As I sit in this little bubble of conformity I think I might just melt into the floor and seep through the earth, eventually reaching the magma center and dissolve into a bubbling puddle of righteousness- finally at peace with my surroundings. Because believe me- I would rather be in a hellacious pit of molten rock and iron than here. I just want my freedom. The freedom to leave.
Fences and guards surround our town, they say that it is for our protection, but I know that it is really meant to keep us all in. If one insurgent leaves, then slowly more and more will leave, and eventually there will be no town. I hope to be that insurgent, but I don’t care if anyone follows me- honestly the less the better, I don’t want to be around anyone. I’m actually planning to leave tonight. I didn’t even tell my parents, they’ll be safer the less they know.

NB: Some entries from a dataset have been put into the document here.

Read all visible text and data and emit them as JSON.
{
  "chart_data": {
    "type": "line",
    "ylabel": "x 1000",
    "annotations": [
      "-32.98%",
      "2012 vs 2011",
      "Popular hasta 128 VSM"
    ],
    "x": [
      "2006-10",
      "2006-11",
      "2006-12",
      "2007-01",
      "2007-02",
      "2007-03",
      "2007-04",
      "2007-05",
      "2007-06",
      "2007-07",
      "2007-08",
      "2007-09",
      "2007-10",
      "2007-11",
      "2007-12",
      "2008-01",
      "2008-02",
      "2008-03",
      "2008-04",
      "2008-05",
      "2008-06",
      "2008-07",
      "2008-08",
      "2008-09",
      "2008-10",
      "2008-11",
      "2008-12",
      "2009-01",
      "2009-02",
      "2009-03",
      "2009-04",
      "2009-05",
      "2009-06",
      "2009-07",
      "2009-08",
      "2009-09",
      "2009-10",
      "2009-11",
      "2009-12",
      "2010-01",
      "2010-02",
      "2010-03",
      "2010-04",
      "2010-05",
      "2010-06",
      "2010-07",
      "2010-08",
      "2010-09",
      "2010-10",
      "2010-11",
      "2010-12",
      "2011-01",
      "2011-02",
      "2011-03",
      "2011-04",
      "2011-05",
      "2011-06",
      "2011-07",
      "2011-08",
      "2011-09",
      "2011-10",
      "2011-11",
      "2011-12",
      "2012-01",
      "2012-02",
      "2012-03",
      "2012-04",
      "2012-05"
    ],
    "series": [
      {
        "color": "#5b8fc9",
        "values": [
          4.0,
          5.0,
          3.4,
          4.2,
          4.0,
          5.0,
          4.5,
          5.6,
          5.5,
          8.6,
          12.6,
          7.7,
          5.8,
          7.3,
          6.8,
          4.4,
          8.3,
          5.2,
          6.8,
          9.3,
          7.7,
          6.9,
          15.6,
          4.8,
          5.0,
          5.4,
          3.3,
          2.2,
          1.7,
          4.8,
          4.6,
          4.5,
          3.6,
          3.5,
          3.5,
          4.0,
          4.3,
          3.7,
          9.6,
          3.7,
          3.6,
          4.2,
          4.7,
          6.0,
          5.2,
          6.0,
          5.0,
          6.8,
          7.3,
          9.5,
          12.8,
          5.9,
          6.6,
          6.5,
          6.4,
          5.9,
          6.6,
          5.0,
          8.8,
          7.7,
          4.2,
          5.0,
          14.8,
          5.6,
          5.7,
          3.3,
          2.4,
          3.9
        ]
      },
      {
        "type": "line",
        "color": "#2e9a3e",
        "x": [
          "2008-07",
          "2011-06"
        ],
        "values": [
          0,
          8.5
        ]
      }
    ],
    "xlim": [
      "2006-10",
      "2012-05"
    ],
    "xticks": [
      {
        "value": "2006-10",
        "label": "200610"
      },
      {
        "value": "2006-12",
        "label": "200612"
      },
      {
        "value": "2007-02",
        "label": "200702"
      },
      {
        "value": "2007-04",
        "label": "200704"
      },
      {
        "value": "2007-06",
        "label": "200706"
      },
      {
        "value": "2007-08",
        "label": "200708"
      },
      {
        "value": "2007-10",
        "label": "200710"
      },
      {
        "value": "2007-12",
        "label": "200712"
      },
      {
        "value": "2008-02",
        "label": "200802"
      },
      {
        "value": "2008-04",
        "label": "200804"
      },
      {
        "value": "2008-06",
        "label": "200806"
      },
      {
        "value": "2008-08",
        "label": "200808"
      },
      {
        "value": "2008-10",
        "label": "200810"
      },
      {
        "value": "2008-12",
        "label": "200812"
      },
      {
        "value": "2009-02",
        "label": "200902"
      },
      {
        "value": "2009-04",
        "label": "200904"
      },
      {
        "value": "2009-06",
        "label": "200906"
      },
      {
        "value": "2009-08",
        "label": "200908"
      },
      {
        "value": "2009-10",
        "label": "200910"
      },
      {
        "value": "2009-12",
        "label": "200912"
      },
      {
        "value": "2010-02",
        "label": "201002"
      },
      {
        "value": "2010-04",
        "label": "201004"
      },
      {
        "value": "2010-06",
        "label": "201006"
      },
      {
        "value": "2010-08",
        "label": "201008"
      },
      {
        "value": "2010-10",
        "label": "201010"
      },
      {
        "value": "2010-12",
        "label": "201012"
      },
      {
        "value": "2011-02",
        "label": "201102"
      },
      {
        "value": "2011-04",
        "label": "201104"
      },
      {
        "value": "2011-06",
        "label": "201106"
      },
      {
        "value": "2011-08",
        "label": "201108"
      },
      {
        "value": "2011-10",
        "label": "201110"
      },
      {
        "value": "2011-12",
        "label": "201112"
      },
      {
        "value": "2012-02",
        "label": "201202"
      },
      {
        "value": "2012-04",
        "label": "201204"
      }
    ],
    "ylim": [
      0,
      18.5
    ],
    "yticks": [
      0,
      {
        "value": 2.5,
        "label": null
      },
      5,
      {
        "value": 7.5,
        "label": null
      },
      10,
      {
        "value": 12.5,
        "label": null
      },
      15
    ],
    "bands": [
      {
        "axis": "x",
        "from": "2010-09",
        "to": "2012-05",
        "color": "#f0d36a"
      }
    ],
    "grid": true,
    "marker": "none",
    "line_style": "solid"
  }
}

As I walk to my cubicle-like home, I go over my list of necessary items to bring with me when I go beyond the perimeter. Water, flashlight, thermal sleeping bag, rations, butcher knife, and matches; I wish I could bring more, but this is all I can manage. Even these small items took months to gather without raising suspicion. When I arrive home, I go directly to my room and sleep until the sun goes down. For some reason I can’t explain, when I awoke to leave I was teeming with the sensation of freedom, even though I hadn’t accomplished anything yet. I suppose it’s liberating to try. If you’re too afraid to fly you’ll never land. I like to think that the community didn’t break me, but rather that I am among the ranks of the insane, and will finally find peace out there. Whatever the “out there” is. Apocalyptic wasteland, wilderness, desert, or otherwise- I will embrace the unknown with wholehearted earnest.
I just have to hold on for tonight. I step over the dark threshold of my home, into the street, breathing in the inky heaviness of night. The second my foot hits the pavement of the street, harsh, white lights turn on, illuminating the neighborhood. Alarms blare and I hear the sirens coming for me. I run. I don’t even remember which way I turned, but I knew that they were gaining on me. I feel every muscle fiber in my body tense up from 50,000 volts pulsating through me.
When I awake in a cell, all hope flees. Trial by jury doesn’t matter, when everyone is a carbon copy of one another. Stringent and callous- my death is as sealed as the door. I enter the courtroom, the witnesses of the trial look upon me with confusion and disgust, as if I had committed a heinous crime- to them I guess I had. I decide to fight my best for my life, instead of giving into a predictable fate. I scream, I make declarations of freedom, call upon their souls, and even logical arguments; but the end is the end. Standing with my hands bound and burlap over my head I can hear the guns clicking into place and smell the gunpowder. Despite all of this, I’m glad I did it my way. Besides one day, the universe will implode.